The consultant also cites a clean, well-capitalised and transparent operating model as the hallmark of an attractive, successful licensee.

“The licensee offer must be priced sustainably and not cross subsidised by platform or funds management revenue,” the paper states. “Sharing the licensee balance sheet, shareholder composition, ROI targets and demonstrating ongoing viability and capacity to invest are all central.”

That level of transparency can be problematic for large, vertically integrated institutions with complex balance sheets.

“I was often asked for the Godfrey Pembroke balance sheet, advisers really wanted to understand it,” he says. “But we were in a cross-subsidised insto’ model so we didn’t run a separate balance sheet to, say, Garvan. It was all in one combined advice licensees business and that was a subset of the broader MLC business which was a subset of the NAB business, so there wasn’t really a clear set of financials. That’s an issue in any large vertical whether it’s AMP, IOOF…”

Larger licensees need as much transparency as possible within the constraints of an institution, he says.

Among the other elements to licensing Logan identifies, he believes segmentation will be key. Whether it’s mass market, “salary earners on the rise” or HNW clients, licensees need to know which type of advice businesses they’re focussing on.

“You can’t be all things to all people. Be very clear about what financial planning business you’re targeting.”

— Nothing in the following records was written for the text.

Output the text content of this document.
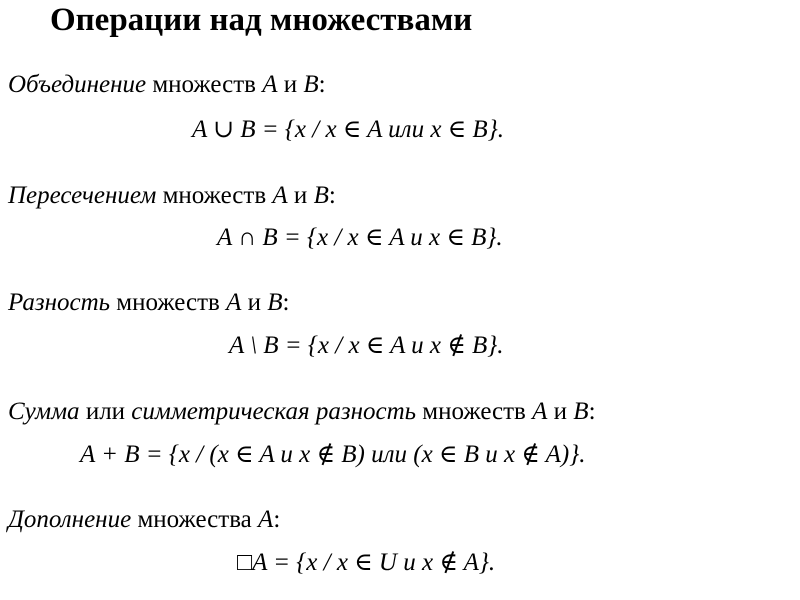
Операции над множествами
Объединение множеств A и B:
A ∪ B = {x / x ∈ A или x ∈ B}.
Пересечением множеств A и B:
A ∩ B = {x / x ∈ A и x ∈ B}.
Разность множеств A и B:
A \ B = {x / x ∈ A и x ∉ B}.
Сумма или симметрическая разность множеств A и B:
A + B = {x / (x ∈ A и x ∉ B) или (x ∈ B и x ∉ A)}.
Дополнение множества A:
□A = {x / x ∈ U и x ∉ A}.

Culture and community will also play a part in setting licensees apart, he says. But talk is cheap – the real challenge is to identify the unique culture within licensees’ specific cohorts and preach to it.

“Culture is idiosyncratic,” Logan says, adding that the cultural identity brewed by Countplus CEO Matthew Rowe is clear and instantly identifiable.

Reflecting on the paper, Logan says he spoke to a number of practices after leaving Godfrey Pembroke and wanted to reflect on what the advice market really wants from its licensees.

“I wanted to see clearly the synergies and disconnects between what advice businesses see as value and what was possible and doable from a licensee perspective,” he says.

With the spectre of individual licensing hanging over the AFSL system, Logan believes the margin for error with licensees is as slim as ever.

“The stakes have risen now that cross-subsidisation is being taken out of the industry,” he says. “Licensees have to ask themselves – is this a business or not?”